This book has been in the works for more than three decades. And of course, there are numerous people and institutions to thank for having discussed ideas with me, sponsored me for stays, or invited me to present papers. So after all this time, if I’ve forgotten anyone, please just put it down to creeping senility.
First and foremost, I would like to note my gratitude to my friend and mentor, John Beattie, who has enormously helped me over the years, most importantly by giving me a sterling model of both intellectual integrity and hard work.
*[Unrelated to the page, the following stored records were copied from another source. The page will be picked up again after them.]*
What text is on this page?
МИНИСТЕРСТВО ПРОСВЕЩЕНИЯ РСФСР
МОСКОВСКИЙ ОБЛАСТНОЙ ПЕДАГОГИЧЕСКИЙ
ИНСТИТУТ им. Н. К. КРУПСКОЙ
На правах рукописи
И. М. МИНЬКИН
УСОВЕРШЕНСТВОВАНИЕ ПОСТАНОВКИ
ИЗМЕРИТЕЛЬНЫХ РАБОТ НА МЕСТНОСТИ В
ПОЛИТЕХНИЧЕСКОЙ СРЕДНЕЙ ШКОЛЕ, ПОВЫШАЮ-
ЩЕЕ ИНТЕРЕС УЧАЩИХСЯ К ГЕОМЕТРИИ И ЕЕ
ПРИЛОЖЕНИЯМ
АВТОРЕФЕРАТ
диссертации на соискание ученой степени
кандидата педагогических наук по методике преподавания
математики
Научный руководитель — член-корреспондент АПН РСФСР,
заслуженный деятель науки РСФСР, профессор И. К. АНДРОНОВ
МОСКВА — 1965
And then to my friends and colleagues on both sides of the Atlantic and Pacific, John Brewer, Margot Finn, Joanna Innes, Sarah Lloyd, Randall McGowen, Danny O’Quinn, Mark Phillips, Nicholas Rogers, and Gillian Russell, more thanks for all your help, advice, and patience.
Next I would like to express my appreciation for the opportunity for both scholarly research and intellectual conversation that the following institutions afforded me during my stays: to the Humanities Research Centre at the Australian National University under its then-head, Iain McCalman, and later also in Australia as a Visiting Research Fellow at the Law School of the University of Adelaide and to my friends in both History and Law, and finally thanks to Emmanuel College, Cambridge, for awarding me a Fellowship for a wonderful semester there.
In Canada I would like to thank following institutes for inviting me to give a paper: the Early Modern Studies Programme at Dalhousie University, Green College at the University of British Columbia, the History Department of the University of Prince Edward Island, the Law School at the University of Toronto, and the Graduate-Faculty Colloquium at York University, Toronto.
In Britain my thanks both to the Department of History at the University of Warwick, and to the “Women and Luxury” conference held there, the Institute of Historical Research at the University of London, the Cambridge University Restoration to Reform Seminar, the Centre for Eighteenth Century Studies at the University of York, the Department of History at the University of Edinburgh, and for the opportunity to give a paper at my home away from home, Clare Hall College, Cambridge.
In Australia, I received feedback and friendship at the Law School of Griffith University, and the Departments of History of the University of Newcastle, Perth, and Queensland.
I would also like to express my deep appreciation to all the staff at the Microtext Center of the University of Toronto for their unfailing good humour and assistance. In addition I must commend the attention and extraordinary patience of my fine copyeditor, Katherine Scheuer.
And last, but certainly not least, I wish to thank the History Department of the University of Oregon at Eugene.
I would also like to express my indebtedness to the Social Sciences and Humanities Research Council of Canada for funding my research for many years. Also I would like to thank the Lewis Walpole Foundation for aiding in the publication of this volume.
Though it is rather obligatory to thank one’s spouse for support and assurance, for fellowship and intellectual dispute, I gladly do likewise; I would, in addition, like to thank mine for ceaseless nagging, without which I probably never would have finished this book.